@ptrck887
"I’m pretty good at speaker placement....these happened to end up at 5’ off the frontt wall, 10’ tweeter center to tweeter center toed in at approx 6" off each shoulder. I sit 12’ from speaker line and 17 feet off the front wall. Incredible immersive soundstage...as I said the bass isn’t bad and frankly I can live with it. I have had other systems in other rooms where the bass was so focused and real I’d just like to get closer to that....thinking maybe the Townsend Isolation bars may help. BTW...I’m on a 6" concrete slab floor carpeted. Simple cork sandwiches helped."
The original concept of the Cornwall was "corner wall" referring to placement as an adjunct to the Klipschorn which was strictly designed for corner placement, the Cornwall could be placed against a front wall or in a front corner depending on the audiophile’s needs. It was intentionally designed as a front ported speaker so that it’s close proximity to a wall or corner would reinforce and flatten the bass response as in the corner horn principal and give an added boost in efficiency of the low end.
@perkadin
"@larryi well said. Changes are not guaranteed to be improvements and there certainly seems to be a tendency towards more is better. That’s kind of where I was going with bringing cognitive dissonance into the conversation, it provides a behavioral explanation as to why a rational person might go down that path and then vehemently justify their choices.
@rajugsw’s video is a perfect illustration. He took a wonderful sounding speaker, dampened it every way imaginable, and then rebuilt the crossovers that were recently updated for that generation. Fortunately the dampening is reversible, and if the upgraded crossover parts are the same spec as the oem design I don’t think there’s any harm done. If anything the durability should be improved. Would still love to hear a demo since the dampening effects should be apparent on YT audio.
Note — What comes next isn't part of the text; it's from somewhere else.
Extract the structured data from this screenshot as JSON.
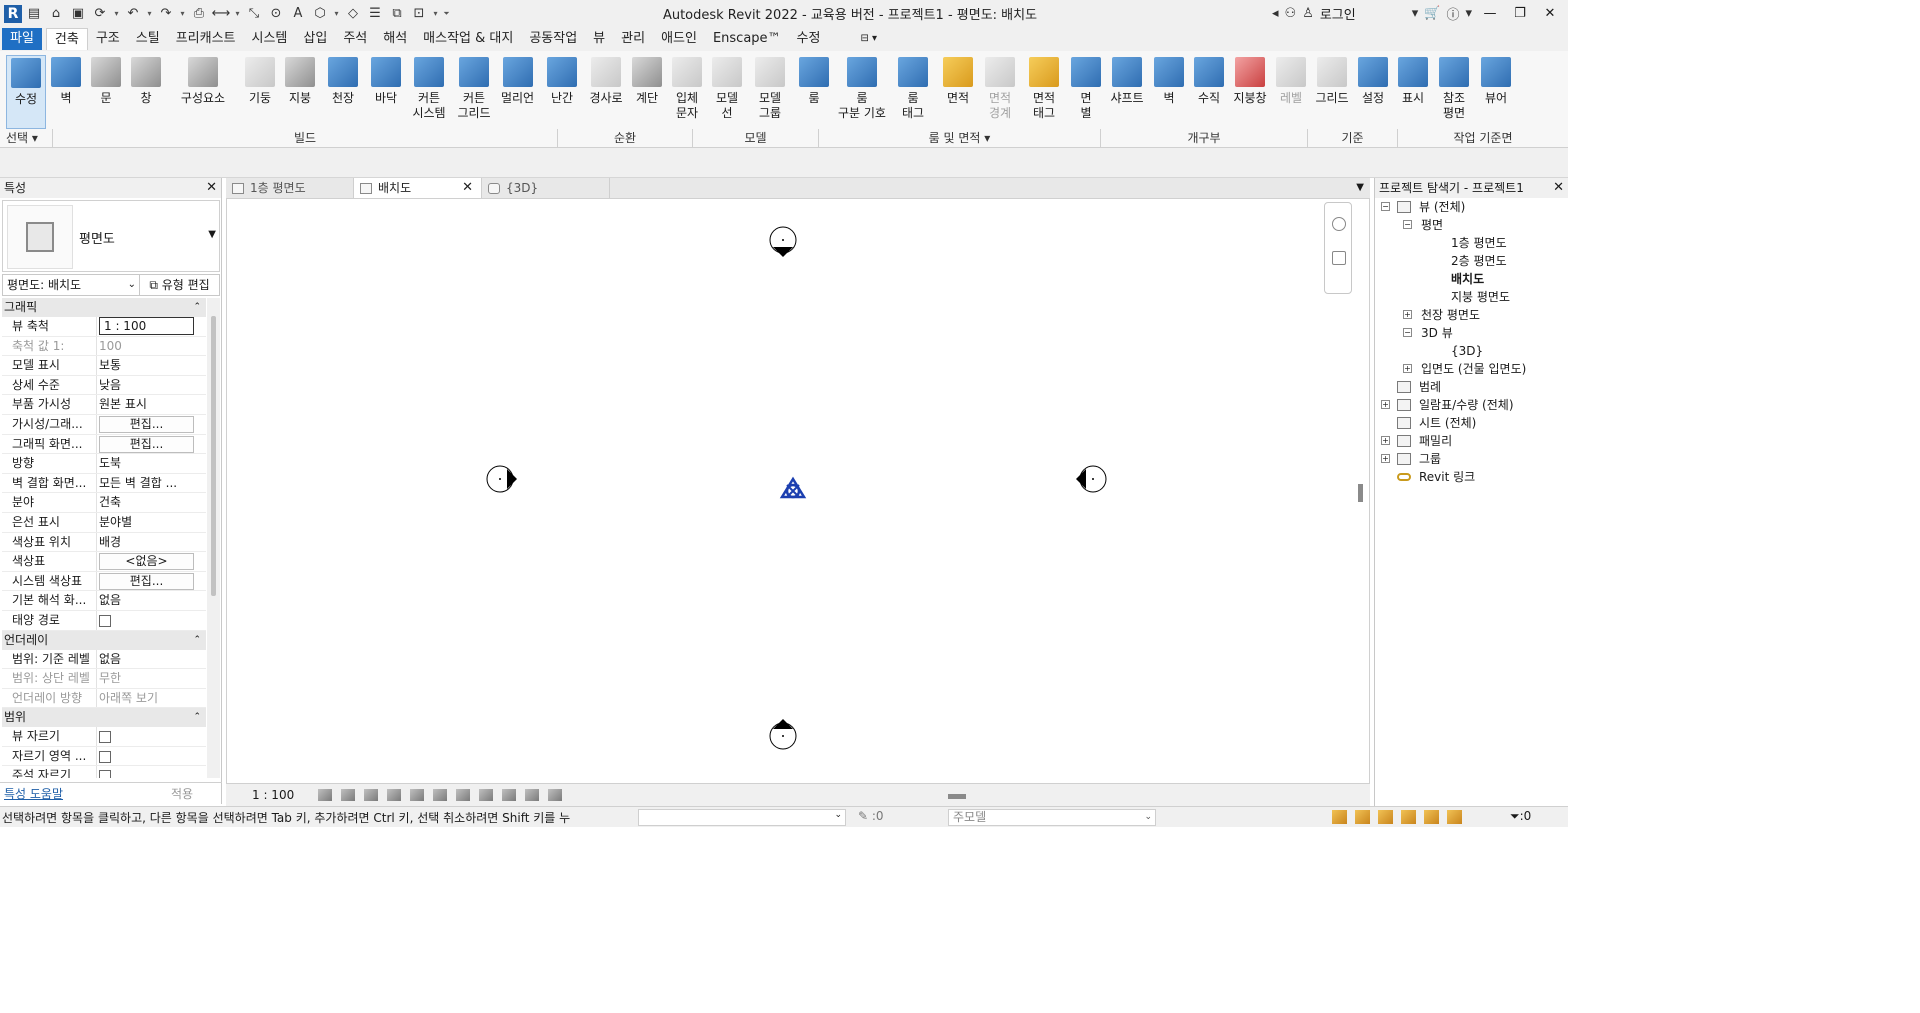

Personally I tend to “trust the chef” but I get why people like to tinker and modify, it’s a fun part of the hobby. Every room is different so it’s not like you can expect everything to be optimized straight from the factory. My mods tend to come through positioning and amplification. I don’t even like to use tone controls, but I see value in them along w advanced room correcting software. Mostly though I get annoyed when industry people overstate the value of these mods and the assumption that they will result in a noticeable improvement."
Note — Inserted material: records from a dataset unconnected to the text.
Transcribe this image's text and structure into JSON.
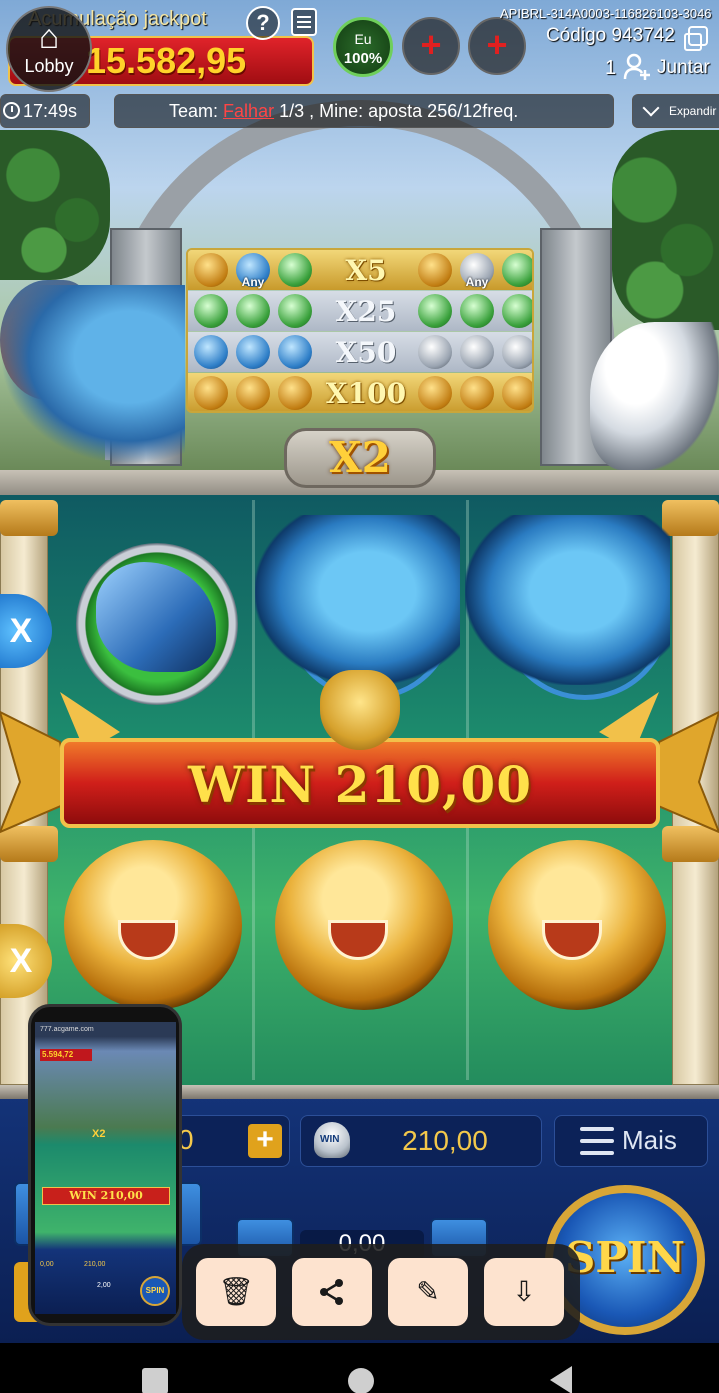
{
  "hud": {
    "jackpot_label": "Acumulação jackpot",
    "jackpot_value": "15.582,95",
    "lobby_label": "Lobby",
    "help_glyph": "?",
    "player_name": "Eu",
    "player_percent": "100%",
    "add_seat_glyph": "+",
    "api_code": "APIBRL-314A0003-116826103-3046",
    "room_code": "Código 943742",
    "players_count": "1",
    "join_label": "Juntar"
  },
  "infobar": {
    "timer": "17:49s",
    "team_prefix": "Team:",
    "team_status": "Falhar",
    "team_suffix": "1/3 , Mine: aposta 256/12freq.",
    "expand_label": "Expandir"
  },
  "paytable": {
    "any_label": "Any",
    "rows": [
      {
        "multiplier": "X5"
      },
      {
        "multiplier": "X25"
      },
      {
        "multiplier": "X50"
      },
      {
        "multiplier": "X100"
      }
    ]
  },
  "game": {
    "multiplier": "X2",
    "win_banner": "WIN 210,00",
    "side_button_label": "X"
  },
  "panel": {
    "bet_value": "0",
    "bet_plus": "+",
    "win_icon_label": "WIN",
    "win_value": "210,00",
    "more_label": "Mais",
    "spin_label": "SPIN",
    "bet_display": "0,00"
  },
  "pip": {
    "url": "777.acgame.com",
    "jackpot": "5.594,72",
    "multiplier": "X2",
    "win_banner": "WIN 210,00",
    "bet": "0,00",
    "win": "210,00",
    "bet_amount": "2,00",
    "spin": "SPIN"
  },
  "toolbar": {
    "delete_glyph": "🗑",
    "share_glyph": "⤴",
    "edit_glyph": "✎",
    "save_glyph": "⇩"
  },
  "colors": {
    "jackpot_red": "#d01f1a",
    "gold": "#f3c84b",
    "panel_blue": "#0c2258",
    "fail_red": "#ff4545"
  }
}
I share your sentiments and find the Cornwall IV’s execution ameliorates almost any complaint a horn speaker enthusiast could have regarding typical horn traits. Since Roy Delgado took over as chief engineer at Klipsch, he and his team have introduced many novel design tweaks to their compression drivers, tractrix flares (mumps as an example) and perfected the crossover networks while continuing to use steep 18 dB and 24 dB per octave slopes.
The Cornwall IVs I use are not the first Klipsch’s I’ve owned but seem to embody everything the company has been trying to achieve in it’s 80-year history.
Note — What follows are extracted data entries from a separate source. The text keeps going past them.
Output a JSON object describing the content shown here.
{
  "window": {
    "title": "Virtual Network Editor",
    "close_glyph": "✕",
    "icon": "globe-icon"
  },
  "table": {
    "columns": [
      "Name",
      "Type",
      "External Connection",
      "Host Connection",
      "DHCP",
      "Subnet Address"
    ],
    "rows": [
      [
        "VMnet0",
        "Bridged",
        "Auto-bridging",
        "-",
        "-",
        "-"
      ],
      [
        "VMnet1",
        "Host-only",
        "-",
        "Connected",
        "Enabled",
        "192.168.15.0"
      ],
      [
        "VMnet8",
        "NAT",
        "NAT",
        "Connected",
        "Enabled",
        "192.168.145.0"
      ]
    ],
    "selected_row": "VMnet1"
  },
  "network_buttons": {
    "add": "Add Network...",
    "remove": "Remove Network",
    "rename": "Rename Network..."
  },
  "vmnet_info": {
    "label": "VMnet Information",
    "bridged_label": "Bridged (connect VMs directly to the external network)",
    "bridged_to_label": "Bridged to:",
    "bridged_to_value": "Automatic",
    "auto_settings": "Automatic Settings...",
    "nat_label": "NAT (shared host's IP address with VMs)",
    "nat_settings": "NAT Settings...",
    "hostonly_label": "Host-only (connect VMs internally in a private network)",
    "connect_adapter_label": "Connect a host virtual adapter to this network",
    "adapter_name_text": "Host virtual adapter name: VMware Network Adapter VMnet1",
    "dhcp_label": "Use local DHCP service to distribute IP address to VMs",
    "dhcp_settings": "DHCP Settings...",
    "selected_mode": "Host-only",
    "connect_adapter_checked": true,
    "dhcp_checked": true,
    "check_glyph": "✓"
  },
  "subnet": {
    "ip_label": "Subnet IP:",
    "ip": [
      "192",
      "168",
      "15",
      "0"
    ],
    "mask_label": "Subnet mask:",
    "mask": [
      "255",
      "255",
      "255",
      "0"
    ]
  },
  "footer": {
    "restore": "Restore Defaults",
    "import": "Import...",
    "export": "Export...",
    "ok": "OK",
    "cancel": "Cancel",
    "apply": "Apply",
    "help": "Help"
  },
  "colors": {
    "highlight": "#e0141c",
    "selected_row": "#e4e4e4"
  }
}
I don’t have the biggest listening room but the Cornwall IVs as large as they are work very well powered by either of the 5 - 6-watt class AB tube integrateds I have. The large 30 inch or so speaker array from the woofer to the tweeter and the finely honed crossover network gives no audible clues to it’s size from my 7.5 foot equilateral triangle listening position and essentially sounds like a point source. The soundscape is seamless from wall to wall with realistic height and depth and the bass goes all the way down clean and tight to the Cornwall’s minus 6 dB of 35Hz without any of the individual drivers revealing themselves. I attribute that some very cleaver crossover engineering!
Paul Klipsch’s famous mottos was "What the world needs is a good 5-watt amplifier". He was absolutely correct at least as I have enjoyed my Klipsch speakers over the years as well as all the source components I use to drive my amplifiers.